12 Me. 341 | Me. | 1835

Emery J. —

The case is submitted to us on an admitted state of facts. The plaintiff’s title to the yoke of oxen is exhibited in an agreement, dated the 5th of Nov. 1832, wherein one Reuben B. Norton, who signs it, says, “ This may certify that I promise to pay Mr. James Tibbetts of Dexter, one hundred and “ twenty-two dollars and fifty cents, in June next, for a pair of “ oxen five years old — one red and the other brindle ; likewise a *343“ black mare eight years old, fifty dollars — and this certifies “ that the said Tibbetts holds the above cattle and mare till the “ above debt is paid, and the interest. The above cattle and “ mare are to be paid for in June next.”

A .demand and refusal are admitted, and also that the defendants purchased for a valuable consideration the oxen of one Henry Robinson, who had bought the same of said Reuben B. Norton, to whom they were delivered Nov. 5th, 1832, and in whose possession they remained till the time of his sale to Robinson, and had paid a valuable consideration for the same without a knowledge on the part of said Robinson or the defendants of the claim of the plaintiff.

This suit was commenced on the ]6th of May, 1833, more than a month previous to the time appointed for the payment of the purchase money.

Before us the parties are by the statement of this case to be considered as fair and honest men.

The defendants’ counsel contends, “ that this agreement is an ordinary note of hand with a few words added, “ Tibbets holds,” Sic., and that the papers indicate that the property sold was to remain with Norton, the vendee, till the time of payment elapsed. That therefore, the action is brought prematurely, and with much force and ingenuity maintained, that if the sale be conditional, still, the law applicable to such sales, regards them as fraudulent, provided the rights of bona fide purchasers, without notice, come in conflict with the claims of the original seller.

That such purchasers are the defendants, and ought to be protected, because the first seller enabled Norton to hold out false colors. But we think the reply of the plaintiff’s counsel to these suggestions, carries with it the greater strength of reason, that, “ in the case of conditional sale no property passes but sub- “ ject to the condition.”

It is hardly right to consider this an open question. Priority of title must settle this matter. And upon recurring to authorities of established reputation we shall find that our Court have only studiously and steadily maintained the ancient limits of the lawr. — In Shepard’s Touchstone, 118, 119 and 120, we are informed that, It is a general rule, that when a man hath a thing *344“ he may condition with it as he will. A contract or sale of a “ chattel personal, as an ox or the like, may be upon condition, “ and the condition doth always attend and wait upon the estate “ or thing whereunto it is annexed ; so that although the same “ do pass through the hands of a hundred men, yet it is subject “ to the condition still.”

The statement discloses, that the plaintiff’s right was asserted to continue upon the property till the debt and interest should be paid.
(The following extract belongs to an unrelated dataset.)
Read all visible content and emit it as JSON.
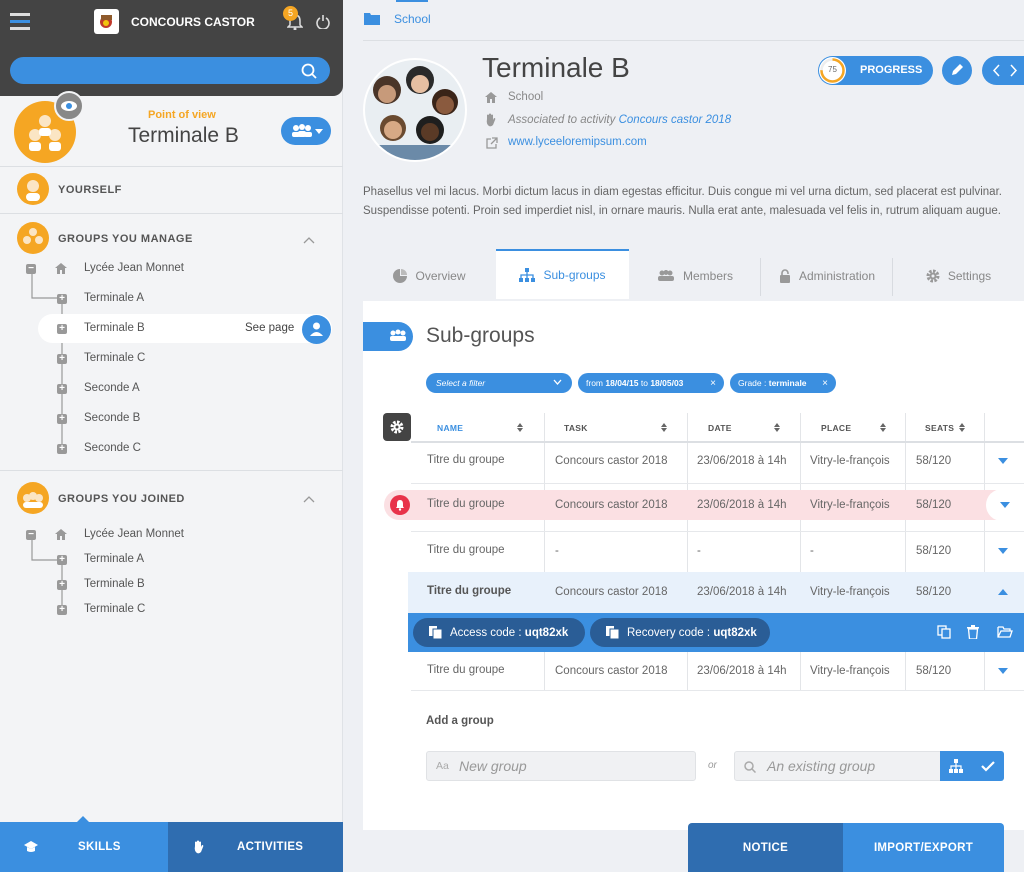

Perhaps no better term could be used than that, “ he holds the cattle and mare” until the payment should be accomplished. The delivery, therefore, must have been made on that condition. In the case cited by the defendants’ counsel from 2 Paige’s Ch. Rep. 172, the Chancellor makes it a subject of particular notice, that the delivery was not conditional nor considered to be so by either party. There is nothing then to prevent the plaintiff from resuming the possession at any time, unless there is distinct and unequivocal proof that he absolutely contracted with Norton, that he should have the exclusive possession of the cattle and mare, till the month of June had elapsed, independent of the plaintiff’s right. That proof has not been communicated.
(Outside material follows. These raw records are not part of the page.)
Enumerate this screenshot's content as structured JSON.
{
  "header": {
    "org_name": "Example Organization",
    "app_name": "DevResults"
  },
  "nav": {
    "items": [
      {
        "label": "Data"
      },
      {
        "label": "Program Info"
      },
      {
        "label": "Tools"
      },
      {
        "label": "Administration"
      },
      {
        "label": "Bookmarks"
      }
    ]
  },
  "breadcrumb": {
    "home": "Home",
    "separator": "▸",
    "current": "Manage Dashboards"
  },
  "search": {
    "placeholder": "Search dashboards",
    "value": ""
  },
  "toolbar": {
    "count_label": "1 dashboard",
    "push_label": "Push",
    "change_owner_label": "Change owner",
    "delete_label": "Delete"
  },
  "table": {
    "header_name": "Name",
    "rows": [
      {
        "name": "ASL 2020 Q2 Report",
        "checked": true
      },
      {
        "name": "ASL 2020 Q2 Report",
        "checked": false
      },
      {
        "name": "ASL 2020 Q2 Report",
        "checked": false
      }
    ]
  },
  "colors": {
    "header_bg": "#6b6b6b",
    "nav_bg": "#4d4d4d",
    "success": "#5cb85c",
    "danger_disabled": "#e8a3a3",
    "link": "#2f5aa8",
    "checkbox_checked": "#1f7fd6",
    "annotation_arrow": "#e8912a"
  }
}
Henry Robinson and the defendants may have dealt incautiously with Norton, but they can gain no better title than he possessed. The sales to them are subject to the original right of the plaintiff. 1 John. R. 471; Wheelwright v. Depeyster.
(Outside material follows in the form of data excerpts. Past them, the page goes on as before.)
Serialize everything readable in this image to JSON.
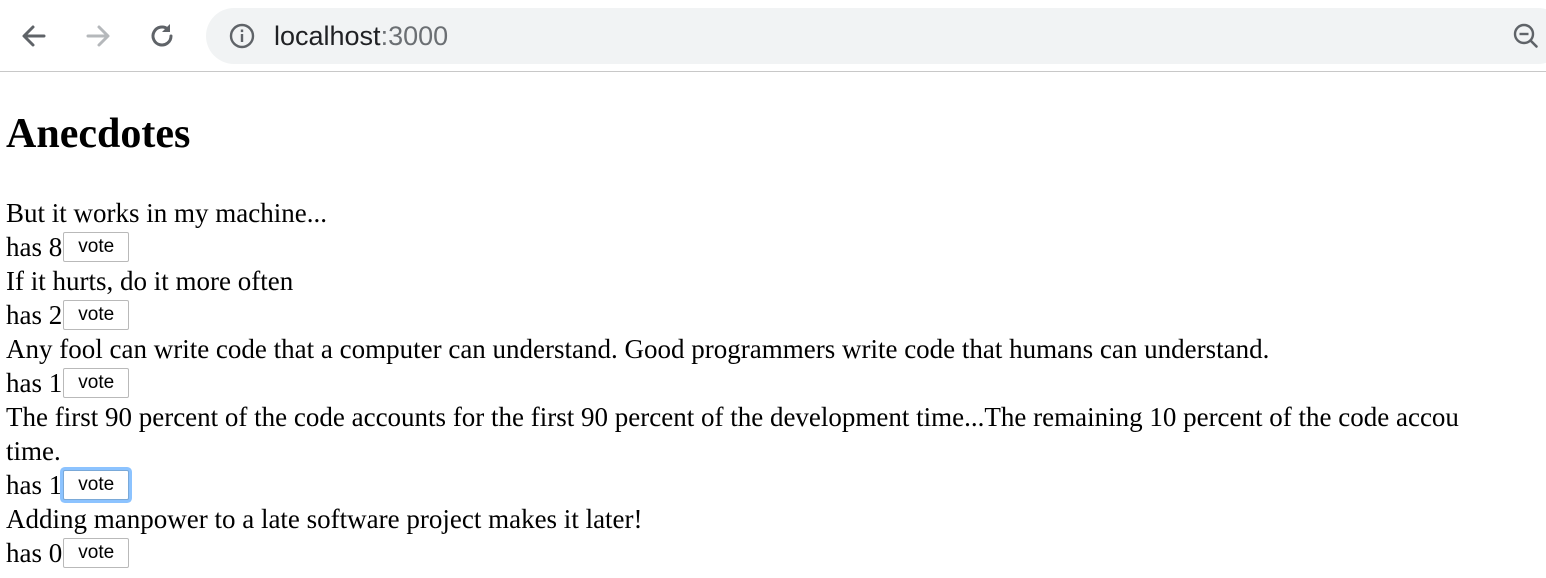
{
  "browser": {
    "url_host": "localhost",
    "url_port": ":3000",
    "icons": [
      "back-arrow-icon",
      "forward-arrow-icon",
      "reload-icon",
      "info-icon",
      "zoom-icon"
    ]
  },
  "page": {
    "title": "Anecdotes",
    "vote_label": "vote",
    "votes_prefix": "has",
    "focused_vote_index": 3,
    "anecdotes": [
      {
        "content": "But it works in my machine...",
        "votes": "8"
      },
      {
        "content": "If it hurts, do it more often",
        "votes": "2"
      },
      {
        "content": "Any fool can write code that a computer can understand. Good programmers write code that humans can understand.",
        "votes": "1"
      },
      {
        "content": "The first 90 percent of the code accounts for the first 90 percent of the development time...The remaining 10 percent of the code accou",
        "content_line2": "time.",
        "votes": "1"
      },
      {
        "content": "Adding manpower to a late software project makes it later!",
        "votes": "0"
      }
    ]
  }
}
It is not for the Court to presume any fraudulent design against either. When the plaintiff found the property passed away to persons claiming under sales from Norton, it was highly proper that he should require its restoration. He was for preserving his hold upon it according to the stipulation. On the refusal to comply with his request, he was entitled to commence his snit. It is not prematurely brought. It is only carrying out the principles of the case of Emerson v. Fisk, et al. 6 Greenl. 200, and Hunt et al. v. Whitaker, 1 Fairf. 310, to decide as we do, upon the facts submitted, that the defendants must be defaulted, and judgment be rendered for the plaintiff to recover his damages and costs.